Apple will Werbemarkt aufmischen

Das Bußgeld fällt mit acht Millionen Euro verhältnismäßig gering aus. Nicht nur im Vergleich zu Apples Milliardenumsätzen, sondern auch zu den Bußgeldern, die sich andere Tech-Konzerne aus den USA in der jüngeren Vergangenheit eingefangen haben. Allein Meta soll für unterschiedliche DSGVO-Verstöße insgesamt über eine Milliarde Euro Strafe zahlen.

Das Vorgehen der Datenschutzbehörde gegen den selbsternannten Privacy-Champion unter den Big-Tech-Konzernen ist allerdings als Anzeichen größerer tektonischer Verschiebung in der Welt der Online-Werbung zu sehen. Dazu gehört, dass das wertvollste Unternehmen der Welt – Marktwert zwei Billionen Dollar – mehr und mehr im Ad-Tech-Geschäft mitmischt. Während Apple sein Geld bislang überwiegend mit Hardware und Plattformen wie iTunes oder dem App Store verdiente, wachsen seine Werbeeinnahmen stetig.

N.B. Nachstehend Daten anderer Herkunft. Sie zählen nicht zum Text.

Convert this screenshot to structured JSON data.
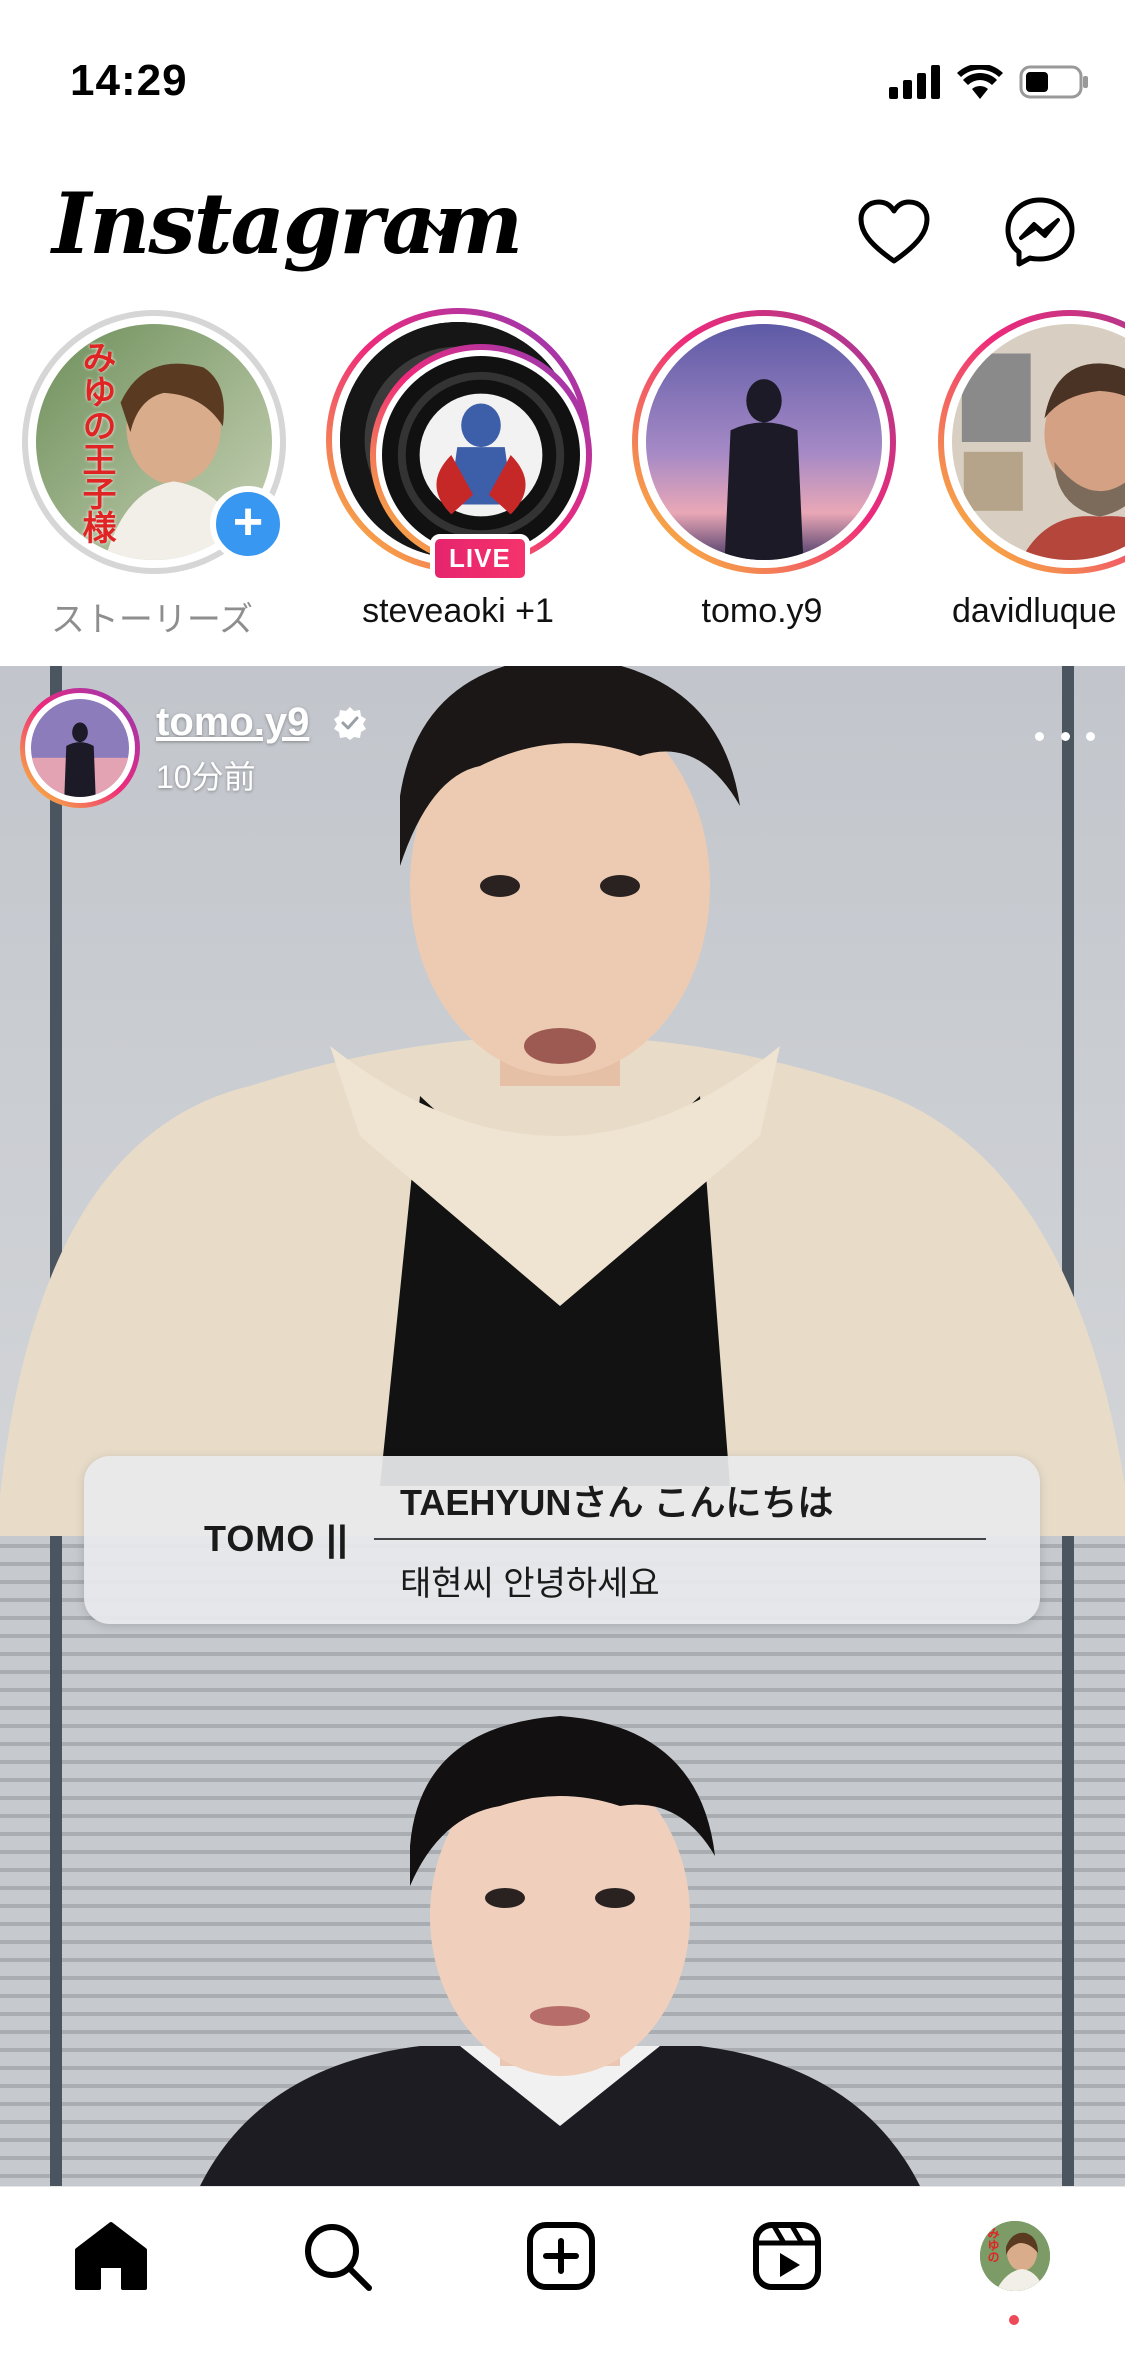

Im Jahr 2022 machte Apple laut Gizmodo schätzungsweise bereits einen Umsatz von fünf Milliarden Euro mit Werbung. Der Konzern sucht zudem Personal für den Aufbau einer eigenen Werbeplatz-Handelsplattform und erwägt, künftig auch bei Apple TV Werbung zu verkaufen.

Die Einführung von Transparenzmaßnahmen beim App-Tracking durch Drittanbieter auf dem iPhone, die 2021 für Aufsehen sorgte, wird deshalb nicht nur als Schritt gesehen, Nutzer:innen mehr Kontrolle zu geben, sondern auch als Maßnahme gegen Konkurrenz auf dem Ad-Tech-Markt. Seit iPhone-Nutzer:innen bei der Installation neuer Programme prominent zur Entscheidung über Tracking durch Drittanbieter aufgefordert werden, soll allein Meta mehr als zehn Milliarden Dollar Umsatzeinbußen gehabt haben. Mehrere Verfahren bei Wettbewerbsbehörden sind deshalb anhängig.

Neuer Gatekeeper für das Ad-Tech-System

Auch darüber hinaus steht die Welt der Online-Werbung vor grundsätzlichen Veränderungen, für die Apple mitverantwortlich ist. Zum einen erklärten die europäischen Datenschutzbehörden das wichtigste Verfahren für Real-Time-Bidding für illegal. Zum anderen sägen Apple und Google schon seit längerem am bislang weit verbreiteten System der Third-Party-Tracking-Cookies. Geht es nach den beiden wichtigsten Anbietern von Browsern und Mobil-Betriebssystemen, sollen Daten über unser Online-Verhalten für die Personalisierung von Werbung nicht mehr von hunderten Firmen gesammelt und analysiert werden.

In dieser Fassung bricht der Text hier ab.